Atualmente, qual a sua missão na tríplice fronteira? Quais os principais desafios desse trabalho?
Depois de oito anos e meio na Equipe Itinerante, fui enviado a Moçambique (África). Ao regressar, fui reenviado por mais quatro anos à Equipe Itinerante. Já tinham duas pessoas dessa Equipe nas três fronteiras, Colômbia-Peru-Brasil, e nosso sonho era estar presente nas outras fronteiras Bolívia-Peru-Brasil. Viemos, Irmã Joaninha e eu, e ficamos morando do lado peruano. Atualmente, estou do lado brasileiro, em Assis Brasil (AC).
Sou colaborador da paróquia que têm umas 38 comunidades no interior; e também continuo colaborando com a Equipe Itinerante, realizando algumas itinerâncias, mais pelas aldeias indígenas Manchineri, Jaminawa ou Pyiro-Ine que vivem nesta região, de um e outro lado das fronteiras.
Desafios que existem em outros lugares, aqui, tornam-se gigantes, mas continuamos aprendendo das formigas e vamos avançando.
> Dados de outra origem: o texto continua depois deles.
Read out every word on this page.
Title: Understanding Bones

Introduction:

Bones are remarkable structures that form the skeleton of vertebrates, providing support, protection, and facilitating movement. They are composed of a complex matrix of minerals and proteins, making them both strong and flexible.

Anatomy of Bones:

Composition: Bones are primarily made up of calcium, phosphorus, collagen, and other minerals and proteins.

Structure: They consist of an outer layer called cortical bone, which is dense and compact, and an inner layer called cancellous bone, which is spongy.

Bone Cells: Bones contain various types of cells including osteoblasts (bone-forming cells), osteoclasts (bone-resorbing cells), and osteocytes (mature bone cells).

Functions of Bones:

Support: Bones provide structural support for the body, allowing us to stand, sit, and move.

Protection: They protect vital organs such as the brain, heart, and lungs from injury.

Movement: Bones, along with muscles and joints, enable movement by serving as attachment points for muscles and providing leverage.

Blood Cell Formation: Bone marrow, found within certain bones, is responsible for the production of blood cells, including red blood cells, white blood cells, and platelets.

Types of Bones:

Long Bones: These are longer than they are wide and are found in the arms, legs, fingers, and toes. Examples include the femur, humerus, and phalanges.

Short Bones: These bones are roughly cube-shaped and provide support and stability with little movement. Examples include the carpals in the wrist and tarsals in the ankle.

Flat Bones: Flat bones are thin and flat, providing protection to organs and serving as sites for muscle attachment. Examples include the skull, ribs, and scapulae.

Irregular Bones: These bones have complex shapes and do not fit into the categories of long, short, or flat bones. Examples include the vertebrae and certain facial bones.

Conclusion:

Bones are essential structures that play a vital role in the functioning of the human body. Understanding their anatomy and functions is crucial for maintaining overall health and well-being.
Alguns deles são: as distâncias para visitar aldeias indígenas e comunidades, assim como meios de transporte adequados, o fluxo intenso da mobilidade humana, a relação das mineradoras, madeireiras e empresas ligadas à pecuária com os povos indígenas, o tráfico de pessoas e de drogas, a violência nas fronteiras e a confusão das Igrejas que não se unem por questões sociais.
Espero que com estas palavras mal articuladas que falei, pela força e luz do Espírito Santo, algumas pessoas sintam-se chamadas a virem partilhar a nossa vida nestas e noutras “fronteiras sem fronteira” amazônicas. Vale a pena!